Should you be interested in this role, please send a cover letter and supporting documents to the following email boitumelo@crismo.co.za

Instructions for sending the email:

  • Supporting Document (CV, Cover Letter and Qualifications with SA GCP certificate, HPCSA, MPS and Ethics in Health Research Training including TREE)
  • Use the Job Title on the Subject Line

CRISMO complies to POPI Act, by sharing your documents you give CRISMO permission to process your data and storing.

Key Performance areas:

  • Conduct study procedures in compliance with study protocols and GCP guidelines.
  • Screening and enrolment of study participants according to the inclusion/exclusion criteria.
  • Completing Case Report Forms (CRFs) as per study requirements.
  • Reviewing and signing all laboratory results.
  • Ensuring the randomization process is correctly implemented.
  • Supervising and managing medical treatments and proceduresof all participants in the study.
  • Monitor and document participant safety, including the identification and management of adverse events and serious adverse events (SAEs).
  • Report safety data to relevant stakeholders including the sponsor and regulatory bodies.
  • Assisting the monitors during monitoring visits to make sure that all queries are responded to.
  • Responding to Data Correction/Clarification Forms (DCFs) on time.
  • Fostering relationship with local clinic staff including medical practitioners.
  • Supervising pharmacy activities.
  • Managing treatment adherence program for all participants of the study, including retention planning.
  • Provide study details to the participants and obtain signed informed consent.
  • Participate in medical writing, publications and feasibility studies review as needed.

Required minimum education and training

  • A Medical Degree (MBBCH)
  • Valid SA GCP training certificate
  • Ethics in Health Research Certificate
  • TREE Modules Certificate

 Required minimum work experience

  • 2 years minimum experience working in the clinical research environment and sub investigator experience.
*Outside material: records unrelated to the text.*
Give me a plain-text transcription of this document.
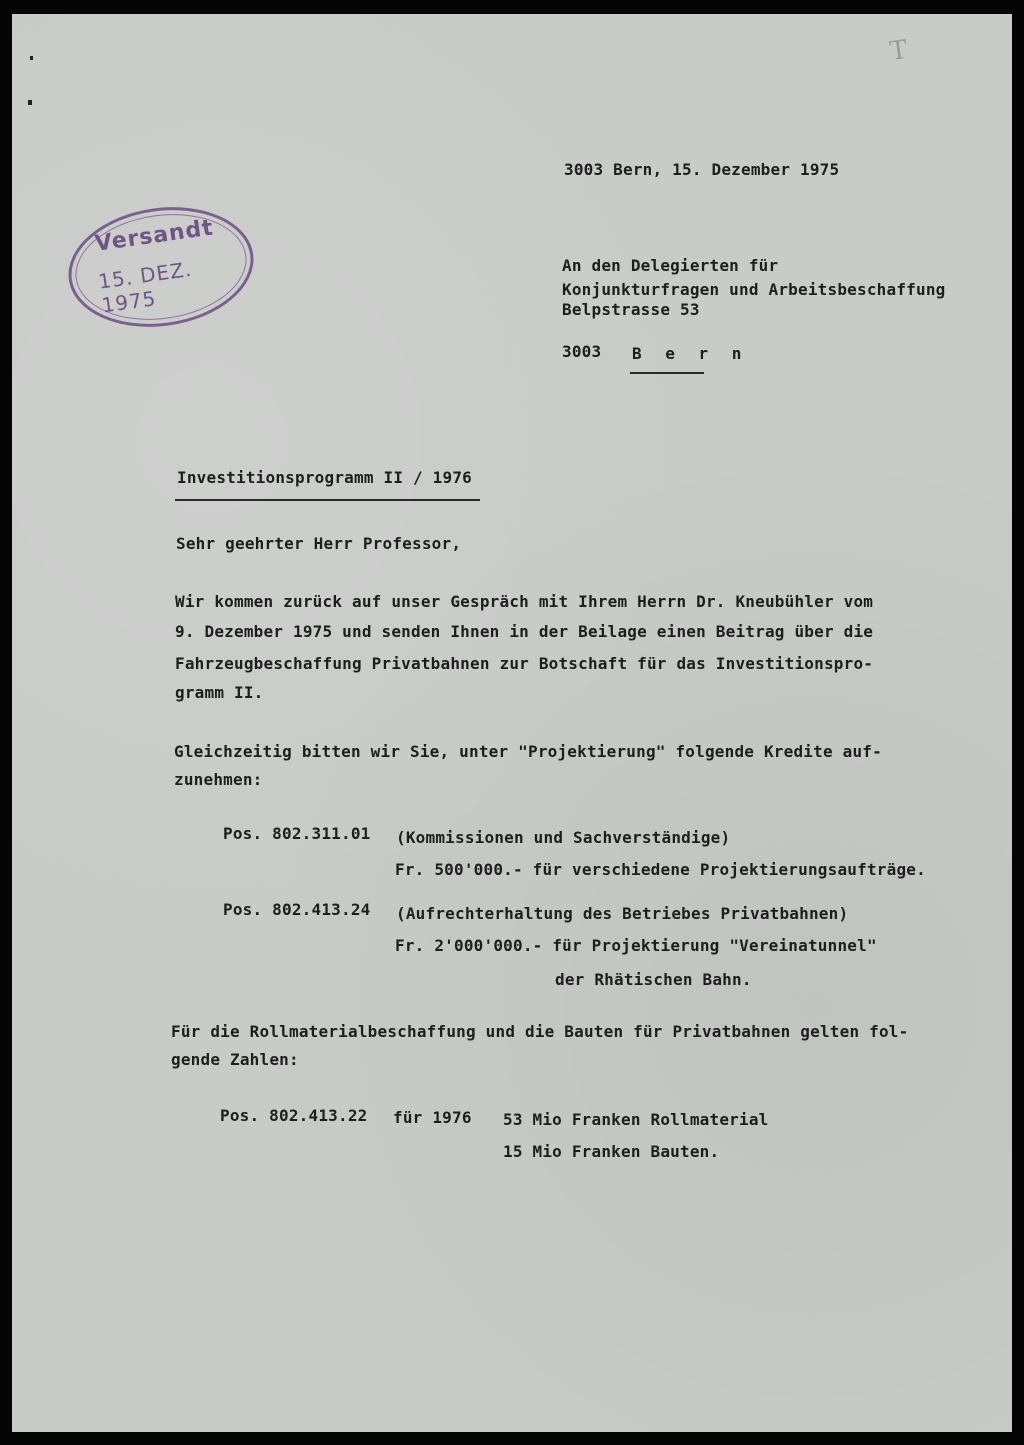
T
Versandt
15. DEZ. 1975
3003 Bern, 15. Dezember 1975
An den Delegierten für
Konjunkturfragen und Arbeitsbeschaffung
Belpstrasse 53
3003 B e r n
Investitionsprogramm II / 1976
Sehr geehrter Herr Professor,
Wir kommen zurück auf unser Gespräch mit Ihrem Herrn Dr. Kneubühler vom
9. Dezember 1975 und senden Ihnen in der Beilage einen Beitrag über die
Fahrzeugbeschaffung Privatbahnen zur Botschaft für das Investitionspro-
gramm II.
Gleichzeitig bitten wir Sie, unter "Projektierung" folgende Kredite auf-
zunehmen:
Pos. 802.311.01 (Kommissionen und Sachverständige)
Fr. 500'000.- für verschiedene Projektierungsaufträge.
Pos. 802.413.24 (Aufrechterhaltung des Betriebes Privatbahnen)
Fr. 2'000'000.- für Projektierung "Vereinatunnel"
der Rhätischen Bahn.
Für die Rollmaterialbeschaffung und die Bauten für Privatbahnen gelten fol-
gende Zahlen:
Pos. 802.413.22 für 1976 53 Mio Franken Rollmaterial
15 Mio Franken Bauten.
Professional body registration:

  • HPCSA
  • Malpractice Insurance Policy (MPS)

Additional Personal Abilities

  • Ability to manage multiple studies simultaneously in a fast-paced environment.
  • Attention to detail.
  • Sound written and verbal communication skills.
  • Understanding of the ALCOA principles and application
  • Punctual and good time keeping
  • High degree of integrity and trustworthiness
  • Strict compliance to study protocols.
  • Organizational and administrative skills and working with Microsoft Office.
  • Self-motivated with a high regard for work ethic, values and integrity.
  • Display a concern for participants and willingness to respond to participants needs and requirements.